L'étude de la reproduction de l'anguille européenne a passionné les zoologues de toutes les époques. Loin d’avoir été complétement élucidée à la fin du XIXe siècle, elle reste toujours en partie mystérieuse. La reproduction des anguilles européennes constitue, en effet, l’un des sujets le plus énigmatiques de la biologie, un véritable casse-tête pour les scientifiques de toute époque, au point que, dans la littérature biologique, on se réfère à ce sujet encore dans des études récentes en l’appelant the eel problem.
Caractéristiques Générales de l'Anguille
Caractérisée par un corps serpentiforme et cylindrique, la forme de ce poisson est très particulière.
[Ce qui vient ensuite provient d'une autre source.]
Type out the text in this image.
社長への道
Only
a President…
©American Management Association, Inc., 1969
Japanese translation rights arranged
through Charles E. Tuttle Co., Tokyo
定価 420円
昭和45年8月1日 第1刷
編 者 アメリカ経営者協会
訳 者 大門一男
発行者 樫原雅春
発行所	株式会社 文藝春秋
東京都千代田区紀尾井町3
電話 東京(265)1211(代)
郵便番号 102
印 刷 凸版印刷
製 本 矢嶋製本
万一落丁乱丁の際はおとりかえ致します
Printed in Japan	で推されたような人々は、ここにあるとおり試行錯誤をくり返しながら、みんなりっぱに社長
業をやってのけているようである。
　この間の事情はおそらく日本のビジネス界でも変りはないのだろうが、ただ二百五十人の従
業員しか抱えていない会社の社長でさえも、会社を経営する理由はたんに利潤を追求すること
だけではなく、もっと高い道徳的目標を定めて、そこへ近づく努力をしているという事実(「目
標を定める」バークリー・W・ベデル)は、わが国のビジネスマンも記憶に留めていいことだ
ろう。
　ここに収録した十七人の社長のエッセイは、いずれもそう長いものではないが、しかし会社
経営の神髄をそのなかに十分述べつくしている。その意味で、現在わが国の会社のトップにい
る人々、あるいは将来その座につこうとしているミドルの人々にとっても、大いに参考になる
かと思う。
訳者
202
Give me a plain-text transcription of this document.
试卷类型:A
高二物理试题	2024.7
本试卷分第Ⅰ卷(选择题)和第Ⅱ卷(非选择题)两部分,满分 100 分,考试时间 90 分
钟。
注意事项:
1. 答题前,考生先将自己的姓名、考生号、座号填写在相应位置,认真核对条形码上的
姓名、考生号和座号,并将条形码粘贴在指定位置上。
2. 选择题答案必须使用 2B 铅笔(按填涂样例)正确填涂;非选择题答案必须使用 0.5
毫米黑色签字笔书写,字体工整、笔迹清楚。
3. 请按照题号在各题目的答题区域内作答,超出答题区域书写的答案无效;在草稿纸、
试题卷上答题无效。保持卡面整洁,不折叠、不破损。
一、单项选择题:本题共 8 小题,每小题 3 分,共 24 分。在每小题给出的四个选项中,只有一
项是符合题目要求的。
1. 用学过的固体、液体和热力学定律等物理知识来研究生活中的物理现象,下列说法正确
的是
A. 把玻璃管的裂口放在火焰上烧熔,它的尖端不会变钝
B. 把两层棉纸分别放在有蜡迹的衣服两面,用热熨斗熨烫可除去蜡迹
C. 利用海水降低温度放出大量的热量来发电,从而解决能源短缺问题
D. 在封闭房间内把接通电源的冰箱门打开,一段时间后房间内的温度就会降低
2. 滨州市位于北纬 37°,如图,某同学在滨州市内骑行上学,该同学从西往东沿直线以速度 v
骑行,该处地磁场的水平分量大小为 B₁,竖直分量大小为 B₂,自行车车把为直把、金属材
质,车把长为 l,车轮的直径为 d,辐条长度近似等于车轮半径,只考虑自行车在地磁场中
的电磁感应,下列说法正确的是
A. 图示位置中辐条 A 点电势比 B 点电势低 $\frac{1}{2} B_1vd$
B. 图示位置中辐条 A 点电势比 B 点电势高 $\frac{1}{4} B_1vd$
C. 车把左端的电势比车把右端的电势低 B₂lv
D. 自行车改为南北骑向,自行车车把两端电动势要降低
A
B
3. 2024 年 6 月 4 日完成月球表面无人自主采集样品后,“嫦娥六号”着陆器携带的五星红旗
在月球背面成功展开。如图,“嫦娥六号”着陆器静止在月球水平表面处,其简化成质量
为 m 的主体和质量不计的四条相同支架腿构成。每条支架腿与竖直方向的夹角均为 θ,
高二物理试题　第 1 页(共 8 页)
L'anguille est un poisson de 20 cm à 150 cm de long pour un poids adulte allant de 500 g à 4 kg. Le corps allongé et cylindrique fait penser à un serpent. Le nom latin "anguilla" signifie d'ailleurs "petit serpent".
Sa peau épaisse est recouverte d’un mucus abondant favorisant la reptation, et de petites écailles incrustées. Les nageoires pelviennes sont absentes, les nageoires caudales, anale et dorsale sont soudées.
Sa peau épaisse, dans laquelle s'imbriquent de minuscules écailles ovales qui n'apparaissent qu'à l'âge de 4 à 5 ans, est essentielle pour la protection contre les lésions car elle passe son temps caché dans les obstacles, à l'abri de la lumière. A sa partie externe, se trouve une couche épidermique contenant un grand nombre de cellules à mucus. Celui-ci sert de lubrifiant et permet au poisson de vaincre plus facilement sa résistance à l'eau.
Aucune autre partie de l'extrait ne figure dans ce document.